Faux Craft: Safari Amber Ale

If you are seeking out beer at Walt Disney World get ready for a strange experience.  In some instances you might be overwhelmed with choices.  The standard beer menu is pretty extensive and there are some nice selections that are unexpected.  However, outside of bars that offer the standard beer menu the selection can vary wildly.

If you are in Magic Kingdom you will be out of luck searching for suds unless you have a reservation at Be Our Guest, the restaurant in the new Fantasyland that always has long lines or full reservation books.  It has a minimalist selection of beer, but after eight hours of Mickey fun even a PBR would have been welcome.

Epcot deserves its own analysis as each area of the world showcase offers regionally specific beers and the festivals can bring the selections to even more corners of the globe.

Animal Kingdom is an interesting beast.  Several of the bars and restaurants offer beers from Africa and Asia, in keeping with the themes of the park.  Granted, none of these was particularly special in any way but it was kind of an escapist fantasy to drink a Tusker at the Dawa Bar and imagine that I was an expat in Africa.

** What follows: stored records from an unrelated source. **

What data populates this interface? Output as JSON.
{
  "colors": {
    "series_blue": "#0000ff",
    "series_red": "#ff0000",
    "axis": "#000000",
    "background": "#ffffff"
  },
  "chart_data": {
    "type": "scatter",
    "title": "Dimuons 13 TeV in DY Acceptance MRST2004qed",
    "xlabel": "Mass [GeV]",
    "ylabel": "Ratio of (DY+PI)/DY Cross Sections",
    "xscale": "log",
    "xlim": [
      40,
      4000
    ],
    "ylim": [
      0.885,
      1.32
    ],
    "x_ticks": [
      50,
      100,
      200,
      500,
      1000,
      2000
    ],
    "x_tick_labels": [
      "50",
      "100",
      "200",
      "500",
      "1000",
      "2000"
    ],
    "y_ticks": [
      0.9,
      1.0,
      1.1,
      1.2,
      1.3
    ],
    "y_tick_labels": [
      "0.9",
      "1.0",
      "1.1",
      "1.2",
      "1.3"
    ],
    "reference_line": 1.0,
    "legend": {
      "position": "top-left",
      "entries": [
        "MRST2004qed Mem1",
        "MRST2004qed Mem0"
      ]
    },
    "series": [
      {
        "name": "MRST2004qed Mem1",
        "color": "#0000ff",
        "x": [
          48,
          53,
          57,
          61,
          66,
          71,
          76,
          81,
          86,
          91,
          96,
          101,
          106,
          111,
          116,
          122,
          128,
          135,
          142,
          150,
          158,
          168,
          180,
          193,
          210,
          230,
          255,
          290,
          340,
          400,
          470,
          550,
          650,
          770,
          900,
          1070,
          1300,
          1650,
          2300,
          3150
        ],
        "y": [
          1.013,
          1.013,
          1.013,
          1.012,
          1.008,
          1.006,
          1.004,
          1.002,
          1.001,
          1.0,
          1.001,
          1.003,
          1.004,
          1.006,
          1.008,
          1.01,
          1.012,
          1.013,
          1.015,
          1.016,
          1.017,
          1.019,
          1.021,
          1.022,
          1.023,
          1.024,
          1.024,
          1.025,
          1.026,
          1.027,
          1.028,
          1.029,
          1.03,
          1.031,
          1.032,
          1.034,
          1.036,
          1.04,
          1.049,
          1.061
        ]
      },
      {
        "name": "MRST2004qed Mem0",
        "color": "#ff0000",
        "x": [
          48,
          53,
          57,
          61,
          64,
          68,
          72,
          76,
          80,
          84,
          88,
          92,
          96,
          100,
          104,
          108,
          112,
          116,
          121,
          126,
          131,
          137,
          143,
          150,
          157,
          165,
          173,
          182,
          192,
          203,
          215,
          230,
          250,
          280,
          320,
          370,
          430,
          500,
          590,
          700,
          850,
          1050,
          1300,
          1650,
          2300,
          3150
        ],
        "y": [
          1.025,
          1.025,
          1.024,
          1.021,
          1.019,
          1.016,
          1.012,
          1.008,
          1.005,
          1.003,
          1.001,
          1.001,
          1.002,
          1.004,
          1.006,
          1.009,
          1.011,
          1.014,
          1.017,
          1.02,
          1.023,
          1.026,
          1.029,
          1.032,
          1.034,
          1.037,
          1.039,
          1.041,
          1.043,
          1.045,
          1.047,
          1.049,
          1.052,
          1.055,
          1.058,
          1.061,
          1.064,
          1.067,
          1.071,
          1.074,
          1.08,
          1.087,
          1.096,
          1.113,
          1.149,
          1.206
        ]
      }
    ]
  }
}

The one beer that I sought out was Safari Amber Ale:

Safari Amber Ale

It is never stated anywhere, but commenters across the Internet assume that the beer is brewed for Disney by AB-InBev.  It’s rumored to be offered to other outlets as a “house beer” and may also be offered at other Disney locations under other names.

The example that was poured during my dinner at Boma was entirely forgettable.  It was not particularly carbonated, which may be a function of the bar that it was poured from rather than inherent to the recipe.  It was slightly sweet and kind of chewy.  This seems like a silly adjective for beer.  What does it mean to be “chewy?”  When you drink a beer sometimes that malt is so front and center, without any balance, that it literally seems like you are drinking liquefied bread.

Furthermore, the sweetness and heavy malty profile had almost no discernible bitterness to act as a counterweight.  I am no “hop head” but if you are going to go sweet with an ale it better be balanced.  Otherwise it starts trending toward mead.

If you get a chance to enjoy a beer at Walt Disney World stick to brewers who you know are producing excellent suds.  There are many bottles of beer on the standard menu that will be more satisfying than this mediocre example of amber ale.

My thanks go out to the good folks at Beers and Ears.  If you travel down to Walt Disney World the app from Beers and Ears will be a lifesaver when you are trying to avoid the horror that is a beer selection of Bud Light and something equally boring.